One of the first Covid-related requests in India was from an RTI applicant questioning the fact that a single firm got a monopoly on the production of Covid-19 testing kits. The applicant asked for the minutes of agency meetings where the testing kit guidelines were developed, the names of companies who sought validation, the letter to the approved company, and a report on the 18 companies that sought validation. The response is not known, but the applicant's concern is clear.

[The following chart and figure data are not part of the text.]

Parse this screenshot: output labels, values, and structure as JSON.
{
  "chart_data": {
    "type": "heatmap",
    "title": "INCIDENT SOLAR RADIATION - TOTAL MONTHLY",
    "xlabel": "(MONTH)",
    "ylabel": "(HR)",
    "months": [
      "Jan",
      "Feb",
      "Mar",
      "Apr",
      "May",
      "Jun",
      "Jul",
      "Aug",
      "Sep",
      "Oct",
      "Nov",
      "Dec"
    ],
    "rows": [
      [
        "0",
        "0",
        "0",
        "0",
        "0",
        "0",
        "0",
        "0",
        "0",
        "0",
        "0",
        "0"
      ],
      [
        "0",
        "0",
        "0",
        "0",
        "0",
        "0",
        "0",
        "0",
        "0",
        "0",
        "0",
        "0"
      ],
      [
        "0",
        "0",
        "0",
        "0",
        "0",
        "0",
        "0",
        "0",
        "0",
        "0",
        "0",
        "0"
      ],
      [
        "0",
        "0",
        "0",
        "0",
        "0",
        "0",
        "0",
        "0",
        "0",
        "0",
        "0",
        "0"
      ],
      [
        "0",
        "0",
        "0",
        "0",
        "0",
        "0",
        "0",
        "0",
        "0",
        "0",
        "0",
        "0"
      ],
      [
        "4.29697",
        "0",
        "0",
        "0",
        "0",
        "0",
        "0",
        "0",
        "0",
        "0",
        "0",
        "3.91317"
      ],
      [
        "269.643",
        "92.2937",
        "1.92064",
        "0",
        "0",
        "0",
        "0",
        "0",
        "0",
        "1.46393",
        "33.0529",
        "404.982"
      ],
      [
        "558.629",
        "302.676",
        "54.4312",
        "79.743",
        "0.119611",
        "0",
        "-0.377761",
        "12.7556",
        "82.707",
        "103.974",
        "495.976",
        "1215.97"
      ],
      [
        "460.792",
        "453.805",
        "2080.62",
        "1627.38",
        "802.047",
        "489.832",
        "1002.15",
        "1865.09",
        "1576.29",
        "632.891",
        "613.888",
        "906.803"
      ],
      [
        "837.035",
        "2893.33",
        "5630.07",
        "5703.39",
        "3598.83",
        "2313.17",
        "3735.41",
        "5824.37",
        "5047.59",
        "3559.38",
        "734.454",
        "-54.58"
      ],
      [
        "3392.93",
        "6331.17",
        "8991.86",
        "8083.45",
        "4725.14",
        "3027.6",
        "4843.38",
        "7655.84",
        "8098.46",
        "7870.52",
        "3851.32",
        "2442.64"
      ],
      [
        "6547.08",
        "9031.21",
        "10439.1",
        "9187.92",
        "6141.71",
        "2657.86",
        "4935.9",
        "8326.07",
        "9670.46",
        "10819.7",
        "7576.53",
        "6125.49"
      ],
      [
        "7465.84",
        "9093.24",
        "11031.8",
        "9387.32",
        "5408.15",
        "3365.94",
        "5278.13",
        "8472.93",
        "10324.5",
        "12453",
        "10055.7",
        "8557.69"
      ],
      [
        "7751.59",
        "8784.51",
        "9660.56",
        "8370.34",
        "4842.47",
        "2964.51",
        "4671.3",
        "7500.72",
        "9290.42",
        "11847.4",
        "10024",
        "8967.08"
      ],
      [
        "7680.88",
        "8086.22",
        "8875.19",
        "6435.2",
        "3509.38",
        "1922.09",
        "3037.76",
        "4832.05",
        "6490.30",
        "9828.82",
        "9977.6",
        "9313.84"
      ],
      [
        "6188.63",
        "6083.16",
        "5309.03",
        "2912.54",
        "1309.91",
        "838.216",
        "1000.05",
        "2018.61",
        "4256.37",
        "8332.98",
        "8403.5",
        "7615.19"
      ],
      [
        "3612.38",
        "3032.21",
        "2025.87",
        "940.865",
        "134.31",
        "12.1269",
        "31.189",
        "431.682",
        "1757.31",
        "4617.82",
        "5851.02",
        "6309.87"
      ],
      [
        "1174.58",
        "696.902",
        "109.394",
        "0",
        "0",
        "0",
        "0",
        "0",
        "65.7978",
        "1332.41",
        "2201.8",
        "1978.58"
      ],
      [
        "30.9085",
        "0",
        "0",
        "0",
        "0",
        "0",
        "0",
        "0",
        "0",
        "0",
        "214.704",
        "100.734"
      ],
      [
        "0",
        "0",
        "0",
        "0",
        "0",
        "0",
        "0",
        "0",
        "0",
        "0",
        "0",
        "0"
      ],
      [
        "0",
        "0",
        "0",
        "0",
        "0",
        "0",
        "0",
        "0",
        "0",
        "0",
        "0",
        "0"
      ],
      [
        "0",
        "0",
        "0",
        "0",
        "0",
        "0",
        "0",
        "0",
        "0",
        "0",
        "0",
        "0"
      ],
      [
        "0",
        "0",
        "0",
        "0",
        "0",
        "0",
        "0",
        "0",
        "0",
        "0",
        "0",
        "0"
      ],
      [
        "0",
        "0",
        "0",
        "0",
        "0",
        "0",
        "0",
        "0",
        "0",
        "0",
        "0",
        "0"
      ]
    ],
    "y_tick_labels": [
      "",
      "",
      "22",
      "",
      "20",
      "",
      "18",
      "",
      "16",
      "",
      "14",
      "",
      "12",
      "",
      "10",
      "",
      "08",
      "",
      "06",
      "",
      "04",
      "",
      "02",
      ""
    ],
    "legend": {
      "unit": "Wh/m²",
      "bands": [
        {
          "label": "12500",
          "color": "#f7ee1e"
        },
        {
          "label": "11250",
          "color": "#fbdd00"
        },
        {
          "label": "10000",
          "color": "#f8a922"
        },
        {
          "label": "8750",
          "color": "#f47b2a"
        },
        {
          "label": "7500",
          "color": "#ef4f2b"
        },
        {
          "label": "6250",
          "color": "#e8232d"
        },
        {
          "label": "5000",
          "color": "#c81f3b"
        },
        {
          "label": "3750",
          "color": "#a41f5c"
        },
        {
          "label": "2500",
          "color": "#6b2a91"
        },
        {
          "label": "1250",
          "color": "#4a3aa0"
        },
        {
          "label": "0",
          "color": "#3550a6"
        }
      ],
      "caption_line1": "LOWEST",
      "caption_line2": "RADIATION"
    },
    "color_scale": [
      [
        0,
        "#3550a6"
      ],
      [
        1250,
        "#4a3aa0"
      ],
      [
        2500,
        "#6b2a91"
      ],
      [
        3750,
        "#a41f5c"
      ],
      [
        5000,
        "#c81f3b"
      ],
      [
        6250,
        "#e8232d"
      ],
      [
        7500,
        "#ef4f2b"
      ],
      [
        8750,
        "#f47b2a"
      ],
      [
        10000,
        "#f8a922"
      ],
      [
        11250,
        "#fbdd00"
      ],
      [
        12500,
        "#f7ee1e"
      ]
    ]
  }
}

In another case, an RTI applicant from Maharashtra asked for information on the amount of donation received by the Chief Minister's Covid-19 Relief Fund and how was it spent. The response revealed that during the reporting period the fund received Rs 342 crore of which Rs 23.82 crore had been spent on controlling the virus's spread and Rs 55.20 crore went towards facilitating the journey of migrant workers to their home states. The Information officer furnished details of the deposited and allocated amounts.
In a landmark case, one of India's most prolific RTI activists, Venkatesh Nayak, sought data from the Union Ministry of Labour and Employment on migrant workers who were stranded across the country due to government lockdowns. Not receiving the data, he complained to the Central Information Commission. In its legally binding advisory, the Commission asked the Chief Labour Commissioner to upload on its official website all data it had on migrant workers stranded across the country. This was done soon. The Central Information Commission had also reprimanded the office of the Chief Labour Commissioner for the "callous and non-serious attitude" of its Information Officer.
In a similar complaint by the same activists, the Central Information Commission issued an advisory to the Union Ministry of Health and Family Welfare, to provide the district-wise number of hospitals and healthcare facilities designated as Covid-19 treatment centres on their website. Notably, the Commission dealt with the complaint on an urgent basis, because the applicant had invoked a specific section of the RTI Act 2005, which stipulated that in matters concerning the life and liberty of individuals, an RTI request must be responded to within 48 hours of its receipt. In Bangladesh that period is 24 hours, though it is hardly ever used.
The Covid-19 pandemic has highlighted the immense value of RTI/FOI laws to advance close government-people interaction in difficult times and underlined the importance of transparency and accountability in government work to earn peoples' trust during such times. Experience gained from world-wide government engagements to face the unparalleled challenges it threw up show how such trust, or the lack of it, can affect peoples' response to them. It also provides vital lessons for governments for the critical tasks that lie ahead both to stop further onslaughts of the deadly virus and recover from the terrible damage it caused.